I knew that already. “But doesn’t the medication start working when it passes the minimum level?”
“No. The blood level is a range. Some people get better at the minimum. Some require the maximum. Think of it like alcohol. Some people get drunk off a single beer. Others can drink a case with no effect. There is no single right answer. It depends on the person.”
That made sense. Anticonvulsants weren’t like aspirin, with a recommended number of pills to take. I was about to ask a question, but Craddock answered it before I had the chance.
“We need to increase your dosage of both medications.” He instructed me how much I should be taking each day and at what time. He promised to send me new prescriptions, since the higher dose would cause me to run out of the drugs more quickly.
I hung up, ecstatic. Everything that had seemed so complicated and mysterious with Nicholson was now simple and clear with Craddock—my convulsions had not been controlled because my treatment was insufficient, because Nicholson was either too arrogant or too incompetent to recognize his error. This, I was su
re, was the turning point; I was going to get better.
But I was wrong. While Craddock held himself out as a neurologist, he was not certified in the field.
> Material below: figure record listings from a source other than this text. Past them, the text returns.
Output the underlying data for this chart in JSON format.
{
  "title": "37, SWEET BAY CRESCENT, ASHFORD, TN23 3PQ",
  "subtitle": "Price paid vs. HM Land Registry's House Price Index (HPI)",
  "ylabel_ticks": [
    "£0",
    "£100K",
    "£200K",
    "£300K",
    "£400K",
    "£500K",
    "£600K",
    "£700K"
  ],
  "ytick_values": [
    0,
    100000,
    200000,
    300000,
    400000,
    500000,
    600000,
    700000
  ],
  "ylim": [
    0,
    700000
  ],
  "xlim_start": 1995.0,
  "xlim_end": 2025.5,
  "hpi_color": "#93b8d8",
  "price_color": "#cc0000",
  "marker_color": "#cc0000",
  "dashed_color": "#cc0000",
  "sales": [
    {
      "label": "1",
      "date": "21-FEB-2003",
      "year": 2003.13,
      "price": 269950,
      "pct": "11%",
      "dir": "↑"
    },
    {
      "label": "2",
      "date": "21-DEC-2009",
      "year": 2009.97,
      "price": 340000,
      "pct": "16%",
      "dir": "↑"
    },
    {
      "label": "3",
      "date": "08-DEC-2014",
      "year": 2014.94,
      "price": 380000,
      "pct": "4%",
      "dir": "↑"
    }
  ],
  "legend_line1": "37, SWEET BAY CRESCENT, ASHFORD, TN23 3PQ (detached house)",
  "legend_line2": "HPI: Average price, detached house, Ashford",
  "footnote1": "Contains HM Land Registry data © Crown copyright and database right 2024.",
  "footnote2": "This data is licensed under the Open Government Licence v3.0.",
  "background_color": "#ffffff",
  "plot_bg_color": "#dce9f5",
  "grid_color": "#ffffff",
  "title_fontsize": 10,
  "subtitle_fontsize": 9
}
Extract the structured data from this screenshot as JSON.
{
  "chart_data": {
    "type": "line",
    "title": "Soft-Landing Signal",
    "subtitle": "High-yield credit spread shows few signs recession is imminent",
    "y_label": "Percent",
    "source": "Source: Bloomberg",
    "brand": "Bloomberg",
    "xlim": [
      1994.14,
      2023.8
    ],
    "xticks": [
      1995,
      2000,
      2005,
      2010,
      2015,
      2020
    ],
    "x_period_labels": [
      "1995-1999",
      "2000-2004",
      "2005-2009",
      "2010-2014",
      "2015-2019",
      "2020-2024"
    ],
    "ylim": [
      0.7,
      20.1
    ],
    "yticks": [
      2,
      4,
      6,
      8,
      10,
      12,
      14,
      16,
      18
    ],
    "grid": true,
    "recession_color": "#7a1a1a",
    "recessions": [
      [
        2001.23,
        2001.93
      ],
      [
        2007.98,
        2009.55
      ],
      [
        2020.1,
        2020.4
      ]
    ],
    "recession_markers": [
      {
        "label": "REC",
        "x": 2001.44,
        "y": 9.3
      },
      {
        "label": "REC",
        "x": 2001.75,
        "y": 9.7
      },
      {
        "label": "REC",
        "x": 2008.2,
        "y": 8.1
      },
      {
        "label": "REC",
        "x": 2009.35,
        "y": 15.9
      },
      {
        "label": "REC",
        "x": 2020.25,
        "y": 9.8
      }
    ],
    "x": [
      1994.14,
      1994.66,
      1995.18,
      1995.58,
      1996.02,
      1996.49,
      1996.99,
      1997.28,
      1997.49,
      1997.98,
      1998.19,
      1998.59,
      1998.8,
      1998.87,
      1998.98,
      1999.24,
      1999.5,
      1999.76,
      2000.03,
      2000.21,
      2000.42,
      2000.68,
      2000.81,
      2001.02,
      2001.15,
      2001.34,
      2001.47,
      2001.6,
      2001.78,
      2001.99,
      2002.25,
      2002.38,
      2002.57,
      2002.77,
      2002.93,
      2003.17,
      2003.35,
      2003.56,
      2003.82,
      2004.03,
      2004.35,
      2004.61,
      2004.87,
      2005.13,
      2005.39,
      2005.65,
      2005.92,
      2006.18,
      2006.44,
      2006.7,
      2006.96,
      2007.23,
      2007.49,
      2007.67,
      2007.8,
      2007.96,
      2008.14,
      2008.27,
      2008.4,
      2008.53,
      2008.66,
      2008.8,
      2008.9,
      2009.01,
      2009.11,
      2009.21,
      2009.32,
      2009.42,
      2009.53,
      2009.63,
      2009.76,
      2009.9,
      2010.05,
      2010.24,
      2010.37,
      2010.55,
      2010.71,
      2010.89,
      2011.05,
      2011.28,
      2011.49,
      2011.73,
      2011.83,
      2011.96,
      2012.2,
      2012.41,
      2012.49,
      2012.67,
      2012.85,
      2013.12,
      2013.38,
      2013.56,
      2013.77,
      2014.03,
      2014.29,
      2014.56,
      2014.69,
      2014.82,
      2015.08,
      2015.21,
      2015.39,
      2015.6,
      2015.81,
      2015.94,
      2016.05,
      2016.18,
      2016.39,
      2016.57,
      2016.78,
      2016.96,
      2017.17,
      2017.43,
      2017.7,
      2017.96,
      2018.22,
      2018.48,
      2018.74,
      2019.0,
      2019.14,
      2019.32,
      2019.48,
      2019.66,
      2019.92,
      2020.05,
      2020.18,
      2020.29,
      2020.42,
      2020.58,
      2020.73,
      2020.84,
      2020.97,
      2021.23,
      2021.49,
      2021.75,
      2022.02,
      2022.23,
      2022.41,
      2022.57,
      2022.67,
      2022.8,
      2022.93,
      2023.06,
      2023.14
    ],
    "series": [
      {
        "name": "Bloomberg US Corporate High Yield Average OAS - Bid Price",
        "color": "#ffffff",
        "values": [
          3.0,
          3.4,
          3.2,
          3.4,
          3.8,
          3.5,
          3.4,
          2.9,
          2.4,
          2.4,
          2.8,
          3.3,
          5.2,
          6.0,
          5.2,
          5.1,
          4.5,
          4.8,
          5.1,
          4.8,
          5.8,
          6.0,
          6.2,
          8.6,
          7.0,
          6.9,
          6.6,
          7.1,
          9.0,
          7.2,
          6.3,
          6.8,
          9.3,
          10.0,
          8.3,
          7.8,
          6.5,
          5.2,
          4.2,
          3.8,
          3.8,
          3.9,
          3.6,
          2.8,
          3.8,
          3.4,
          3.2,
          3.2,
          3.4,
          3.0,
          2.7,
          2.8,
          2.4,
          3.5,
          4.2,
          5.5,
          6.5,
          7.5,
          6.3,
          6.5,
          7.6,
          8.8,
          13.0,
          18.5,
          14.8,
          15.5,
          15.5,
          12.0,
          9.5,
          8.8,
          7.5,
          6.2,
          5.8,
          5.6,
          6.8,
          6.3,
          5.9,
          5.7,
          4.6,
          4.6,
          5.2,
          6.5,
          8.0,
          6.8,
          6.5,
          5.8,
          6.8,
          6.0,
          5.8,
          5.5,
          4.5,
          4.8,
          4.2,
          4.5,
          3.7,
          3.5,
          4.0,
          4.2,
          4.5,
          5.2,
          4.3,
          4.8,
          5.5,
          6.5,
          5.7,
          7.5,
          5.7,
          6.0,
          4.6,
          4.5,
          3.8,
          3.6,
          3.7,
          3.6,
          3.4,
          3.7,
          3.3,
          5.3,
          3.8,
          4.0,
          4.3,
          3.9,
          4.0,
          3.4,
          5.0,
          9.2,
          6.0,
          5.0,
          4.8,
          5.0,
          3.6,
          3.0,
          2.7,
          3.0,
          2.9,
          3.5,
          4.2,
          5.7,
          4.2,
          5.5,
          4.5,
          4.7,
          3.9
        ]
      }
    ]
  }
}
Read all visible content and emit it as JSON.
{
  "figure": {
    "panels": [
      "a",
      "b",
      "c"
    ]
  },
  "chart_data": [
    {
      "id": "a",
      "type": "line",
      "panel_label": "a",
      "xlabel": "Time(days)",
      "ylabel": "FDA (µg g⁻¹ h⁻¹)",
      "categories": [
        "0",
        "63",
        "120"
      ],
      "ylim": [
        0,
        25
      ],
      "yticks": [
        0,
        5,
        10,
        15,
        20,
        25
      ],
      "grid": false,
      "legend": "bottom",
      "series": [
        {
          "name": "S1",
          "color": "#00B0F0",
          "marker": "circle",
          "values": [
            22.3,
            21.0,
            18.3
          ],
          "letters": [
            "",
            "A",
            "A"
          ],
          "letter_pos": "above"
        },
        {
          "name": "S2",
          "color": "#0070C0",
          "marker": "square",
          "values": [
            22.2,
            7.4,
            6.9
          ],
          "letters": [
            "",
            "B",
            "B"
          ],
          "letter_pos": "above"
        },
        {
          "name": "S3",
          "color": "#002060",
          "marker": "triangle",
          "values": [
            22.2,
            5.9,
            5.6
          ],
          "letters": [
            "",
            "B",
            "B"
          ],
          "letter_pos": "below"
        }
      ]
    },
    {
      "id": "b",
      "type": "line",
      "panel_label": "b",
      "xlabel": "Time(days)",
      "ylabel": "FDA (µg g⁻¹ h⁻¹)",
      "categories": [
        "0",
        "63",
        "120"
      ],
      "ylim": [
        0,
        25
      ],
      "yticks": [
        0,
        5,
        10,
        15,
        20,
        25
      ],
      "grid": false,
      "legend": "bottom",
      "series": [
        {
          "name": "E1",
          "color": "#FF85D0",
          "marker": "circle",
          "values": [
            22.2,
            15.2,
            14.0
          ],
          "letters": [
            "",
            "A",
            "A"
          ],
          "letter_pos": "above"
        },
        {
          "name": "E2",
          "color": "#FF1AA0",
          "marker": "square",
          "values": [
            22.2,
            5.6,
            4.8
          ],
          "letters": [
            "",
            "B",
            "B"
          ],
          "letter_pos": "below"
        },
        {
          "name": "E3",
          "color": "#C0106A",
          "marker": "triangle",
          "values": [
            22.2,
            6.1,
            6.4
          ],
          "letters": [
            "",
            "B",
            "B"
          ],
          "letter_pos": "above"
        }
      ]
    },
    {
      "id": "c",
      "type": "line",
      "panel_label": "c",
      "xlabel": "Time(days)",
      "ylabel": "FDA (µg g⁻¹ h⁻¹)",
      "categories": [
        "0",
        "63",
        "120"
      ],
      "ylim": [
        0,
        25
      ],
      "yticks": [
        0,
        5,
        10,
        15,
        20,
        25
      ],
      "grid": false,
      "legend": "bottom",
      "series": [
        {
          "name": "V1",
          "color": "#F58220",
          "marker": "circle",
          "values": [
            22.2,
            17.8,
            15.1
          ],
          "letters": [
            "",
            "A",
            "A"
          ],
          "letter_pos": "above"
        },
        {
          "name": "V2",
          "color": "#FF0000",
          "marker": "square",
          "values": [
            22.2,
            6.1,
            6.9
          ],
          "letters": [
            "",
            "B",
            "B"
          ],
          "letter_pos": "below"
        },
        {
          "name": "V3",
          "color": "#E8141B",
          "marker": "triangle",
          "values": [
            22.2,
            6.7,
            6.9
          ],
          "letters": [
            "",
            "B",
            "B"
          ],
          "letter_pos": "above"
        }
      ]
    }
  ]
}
Other than epilepsy, he treated no purely neurological conditions, instead dealing with problems like schizophrenia, bipolar disorders, and other biologically based psychiatric conditions. I met other epilepsy patients he treated but have since learned we were a small part of his practice. His understanding of anticonvulsants and their dangers was shallow at best.
I could not have known at the time, but this friendly, supportive man whom I saw as my potential medical savior was instead, out of near-criminal incompetence, about to push me terrifyingly close to my own death.
In a conversation with
DR. ALLAN NAARDEN, 2017
My former neurologist
Giving somebody false hope is worse than not giving them any hope at all, I think. You want to be honest with people even in small things because if you’re not, then how will they believe you in anything that you say? The whole idea is the trust that you develop with your patient is something that’s the responsibility of the doctor. It’s as important as the medicine that you give somebody, if that’s necessary.
CHAPTER SEVEN
Without warning, my muscles went limp, and I plunged down a flight of stairs. I was conscious, feeling every slam, every bump, every scrape, but I never flinched. It was as if I had suddenly become paralyzed. After crashing to the bottom, I was bruised and beaten but not in agony—nothing broken. Maybe, I figured, my inability to move had protected me as I tumbled.
These “drop attacks” had started a few weeks earlier in the second semester of sophomore year, and there was no hiding them from other students. Worse, the number of seizures was escalating. Every few days, I either toppled in one of the new episodes or awoke from convulsions. The falls occurred anytime; staying in my room at night accomplished nothing. Witnesses to my collapses marveled at how quickly I went from upright to crumpled on the ground. I frequently heard the words “You fell like a ton of bricks.” One friend likened it to seeing a marionette tumble after someone cut its strings.